Here comes Jesus, who sees this person and speaks to him in the light of glory, saying that according to his divinity he is infinite, incomprehensible, inaccessible, and fathomless, transcending all created light and every finite concept. This is the highest knowledge of God that a person can acquire in the active life, namely, that the person acknowledges in the light of faith that God is incomprehensible and unknowable.

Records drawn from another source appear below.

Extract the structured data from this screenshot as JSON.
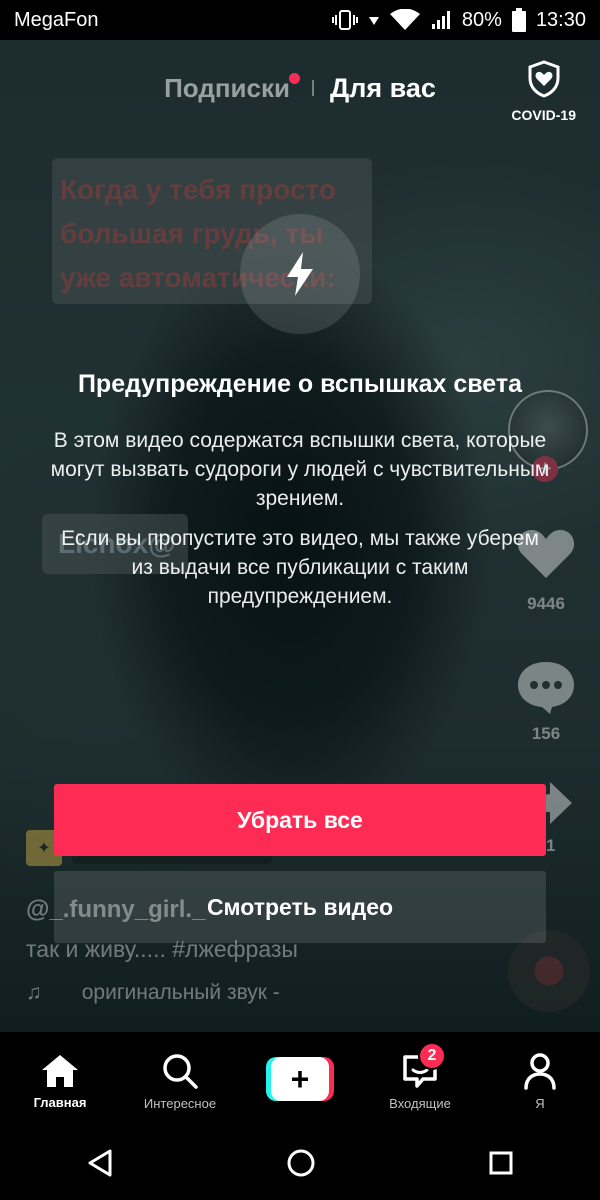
{
  "status_bar": {
    "carrier": "MegaFon",
    "battery": "80%",
    "time": "13:30"
  },
  "top_nav": {
    "following": "Подписки",
    "for_you": "Для вас",
    "covid": "COVID-19"
  },
  "video": {
    "caption_lines": [
      "Когда у тебя просто",
      "большая грудь, ты",
      "уже автоматически:"
    ],
    "overlay_username": "Lichox@",
    "likes": "9446",
    "comments": "156",
    "shares": "21",
    "author": "@_.funny_girl._",
    "description": "так и живу..... #лжефразы",
    "sound": "оригинальный звук -"
  },
  "warning": {
    "title": "Предупреждение о вспышках света",
    "paragraph1": "В этом видео содержатся вспышки света, которые могут вызвать судороги у людей с чувствительным зрением.",
    "paragraph2": "Если вы пропустите это видео, мы также уберем из выдачи все публикации с таким предупреждением.",
    "primary_button": "Убрать все",
    "secondary_button": "Смотреть видео"
  },
  "tab_bar": {
    "home": "Главная",
    "discover": "Интересное",
    "create": "+",
    "inbox": "Входящие",
    "inbox_badge": "2",
    "profile": "Я"
  },
  "colors": {
    "accent": "#fe2c55",
    "cyan": "#25f4ee"
  }
}
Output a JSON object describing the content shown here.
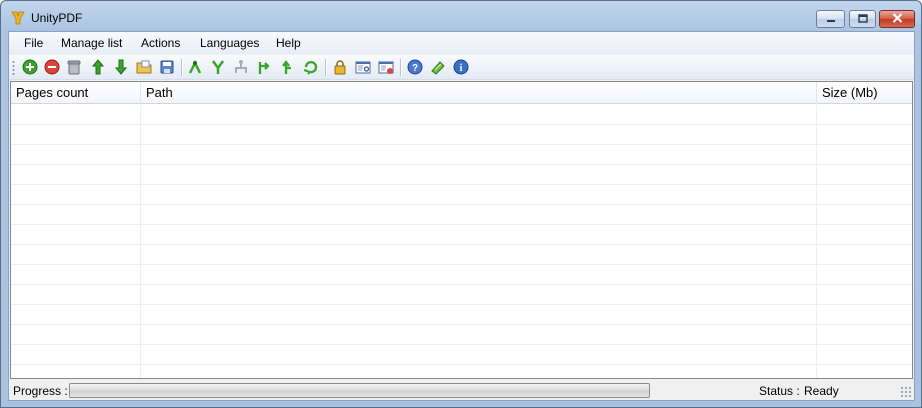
{
  "window": {
    "title": "UnityPDF",
    "minimize_icon": "minimize-icon",
    "maximize_icon": "maximize-icon",
    "close_icon": "close-icon"
  },
  "menu": {
    "items": [
      "File",
      "Manage list",
      "Actions",
      "Languages",
      "Help"
    ]
  },
  "toolbar": {
    "buttons": [
      {
        "icon": "add-icon"
      },
      {
        "icon": "remove-icon"
      },
      {
        "icon": "clear-list-icon"
      },
      {
        "icon": "move-up-icon"
      },
      {
        "icon": "move-down-icon"
      },
      {
        "icon": "open-list-icon"
      },
      {
        "icon": "save-list-icon"
      },
      {
        "icon": "merge-icon"
      },
      {
        "icon": "split-icon"
      },
      {
        "icon": "extract-icon"
      },
      {
        "icon": "insert-icon"
      },
      {
        "icon": "rotate-up-icon"
      },
      {
        "icon": "rotate-icon"
      },
      {
        "icon": "lock-icon"
      },
      {
        "icon": "properties-icon"
      },
      {
        "icon": "delete-properties-icon"
      },
      {
        "icon": "help-icon"
      },
      {
        "icon": "register-icon"
      },
      {
        "icon": "info-icon"
      }
    ]
  },
  "list": {
    "columns": [
      "Pages count",
      "Path",
      "Size (Mb)"
    ],
    "rows": []
  },
  "status": {
    "progress_label": "Progress :",
    "progress_value": 0,
    "status_label": "Status :",
    "status_value": "Ready"
  },
  "colors": {
    "accent": "#3a8f2a",
    "remove": "#d9453a",
    "info": "#3a6fc4",
    "lock": "#e0a820"
  }
}
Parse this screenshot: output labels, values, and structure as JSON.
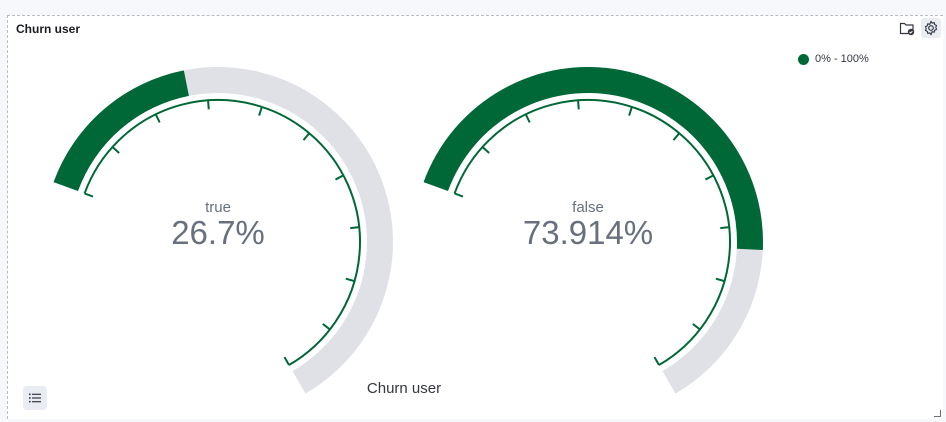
{
  "panel": {
    "title": "Churn user"
  },
  "icons": {
    "folder": "folder-check-icon",
    "settings": "gear-icon",
    "legend_toggle": "list-icon"
  },
  "legend": {
    "label": "0% - 100%",
    "color": "#006837"
  },
  "chart_data": {
    "type": "gauge",
    "title": "Churn user",
    "range": [
      0,
      100
    ],
    "fill_color": "#006837",
    "track_color": "#dfe1e6",
    "tick_color": "#006837",
    "value_color": "#69707d",
    "gauges": [
      {
        "label": "true",
        "value": 26.7,
        "display": "26.7%"
      },
      {
        "label": "false",
        "value": 73.914,
        "display": "73.914%"
      }
    ]
  }
}
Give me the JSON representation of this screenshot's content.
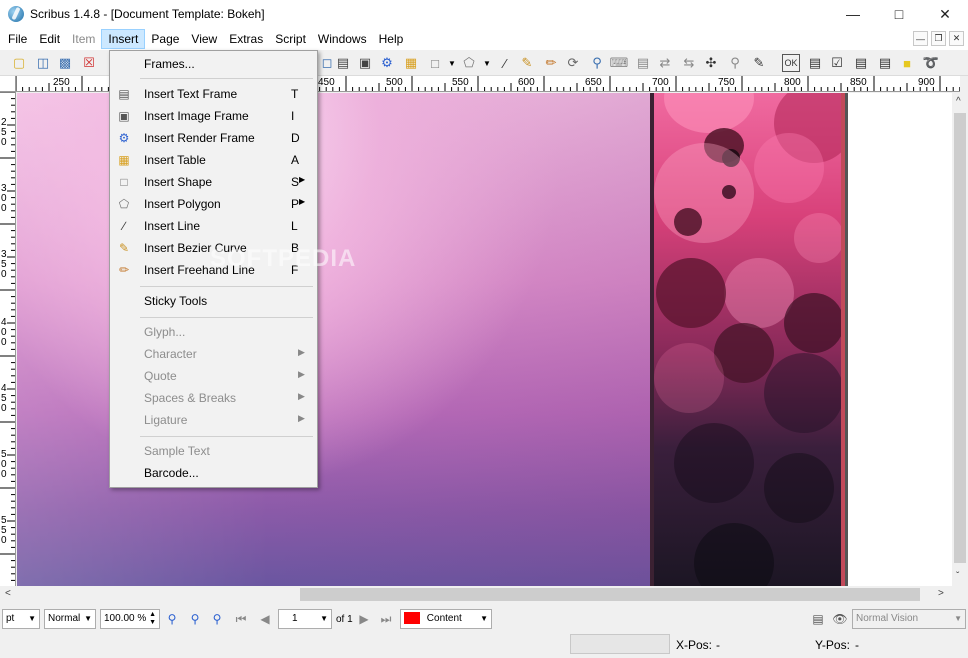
{
  "window": {
    "title": "Scribus 1.4.8 - [Document Template: Bokeh]"
  },
  "menubar": {
    "items": [
      {
        "label": "File",
        "disabled": false
      },
      {
        "label": "Edit",
        "disabled": false
      },
      {
        "label": "Item",
        "disabled": true
      },
      {
        "label": "Insert",
        "disabled": false,
        "active": true
      },
      {
        "label": "Page",
        "disabled": false
      },
      {
        "label": "View",
        "disabled": false
      },
      {
        "label": "Extras",
        "disabled": false
      },
      {
        "label": "Script",
        "disabled": false
      },
      {
        "label": "Windows",
        "disabled": false
      },
      {
        "label": "Help",
        "disabled": false
      }
    ]
  },
  "insert_menu": {
    "frames": "Frames...",
    "insert_text_frame": {
      "label": "Insert Text Frame",
      "shortcut": "T"
    },
    "insert_image_frame": {
      "label": "Insert Image Frame",
      "shortcut": "I"
    },
    "insert_render_frame": {
      "label": "Insert Render Frame",
      "shortcut": "D"
    },
    "insert_table": {
      "label": "Insert Table",
      "shortcut": "A"
    },
    "insert_shape": {
      "label": "Insert Shape",
      "shortcut": "S"
    },
    "insert_polygon": {
      "label": "Insert Polygon",
      "shortcut": "P"
    },
    "insert_line": {
      "label": "Insert Line",
      "shortcut": "L"
    },
    "insert_bezier": {
      "label": "Insert Bezier Curve",
      "shortcut": "B"
    },
    "insert_freehand": {
      "label": "Insert Freehand Line",
      "shortcut": "F"
    },
    "sticky_tools": "Sticky Tools",
    "glyph": "Glyph...",
    "character": "Character",
    "quote": "Quote",
    "spaces_breaks": "Spaces & Breaks",
    "ligature": "Ligature",
    "sample_text": "Sample Text",
    "barcode": "Barcode..."
  },
  "ruler": {
    "top_labels": [
      "250",
      "450",
      "500",
      "550",
      "600",
      "650",
      "700",
      "750",
      "800",
      "850",
      "900"
    ],
    "left_labels": [
      "2 5 0",
      "3 0 0",
      "3 5 0",
      "4 0 0",
      "4 5 0",
      "5 0 0",
      "5 5 0"
    ]
  },
  "statusbar": {
    "unit": "pt",
    "mode": "Normal",
    "zoom": "100.00 %",
    "page": "1",
    "page_of": "of 1",
    "layer": "Content",
    "layer_color": "#ff0000",
    "vision": "Normal Vision",
    "x_label": "X-Pos:",
    "x_value": "-",
    "y_label": "Y-Pos:",
    "y_value": "-"
  },
  "watermark": "SOFTPEDIA"
}
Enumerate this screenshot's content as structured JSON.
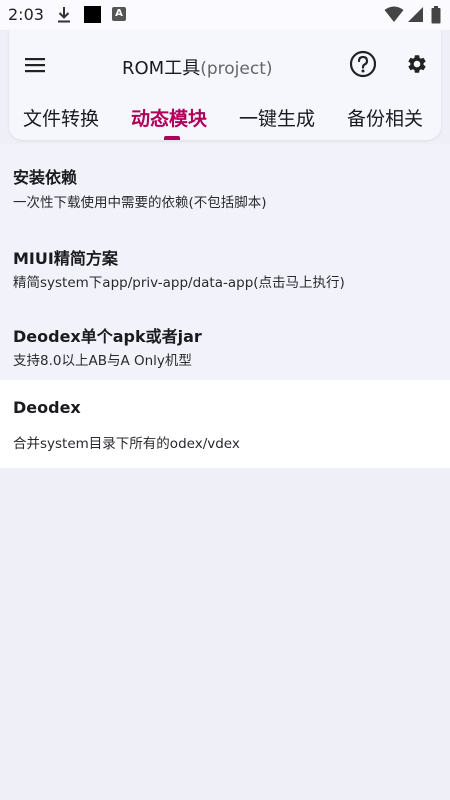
{
  "status_bar": {
    "time": "2:03",
    "icons": [
      "download-icon",
      "black-square-icon",
      "a-notification-icon",
      "wifi-icon",
      "signal-icon",
      "battery-icon"
    ]
  },
  "toolbar": {
    "title": "ROM工具",
    "subtitle": "(project)",
    "menu_icon": "menu-icon",
    "help_icon": "help-icon",
    "settings_icon": "gear-icon"
  },
  "tabs": [
    {
      "label": "文件转换",
      "active": false
    },
    {
      "label": "动态模块",
      "active": true
    },
    {
      "label": "一键生成",
      "active": false
    },
    {
      "label": "备份相关",
      "active": false
    }
  ],
  "items": [
    {
      "title": "安装依赖",
      "desc": "一次性下载使用中需要的依赖(不包括脚本)"
    },
    {
      "title": "MIUI精简方案",
      "desc": "精简system下app/priv-app/data-app(点击马上执行)"
    },
    {
      "title": "Deodex单个apk或者jar",
      "desc": "支持8.0以上AB与A Only机型"
    },
    {
      "title": "Deodex",
      "desc": "合并system目录下所有的odex/vdex"
    }
  ],
  "colors": {
    "accent": "#b1005a",
    "background": "#eff0f7",
    "card": "#f6f7fd"
  }
}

In this light Christ says to this person’s desire, “Come down quickly, for I must stay at your house today” (Lk 19:5). This quick descent is nothing other than a desirous and loving immersion into the abyss of the Godhead, where no understanding which requires created light can reach. But where understanding remains without, desire and love enter within.

When the soul thus inclines toward God with love and intent above all that it understands, then it abides in God and God in it. When the soul ascends with desire above the multiplicity of the created order, above the activity of the senses and above all natural light, then it meets Christ in the light of faith; it becomes enlightened and confesses that God is unknowable and incomprehensible. When the soul inclines with desire toward this incomprehensible God, then it meets Christ and is filled with his gifts. When it loves and is at rest above all gifts, above itself, and above all creatures, then it abides in God and God in it. This is how we are are to meet Christ at the highest level of the active life.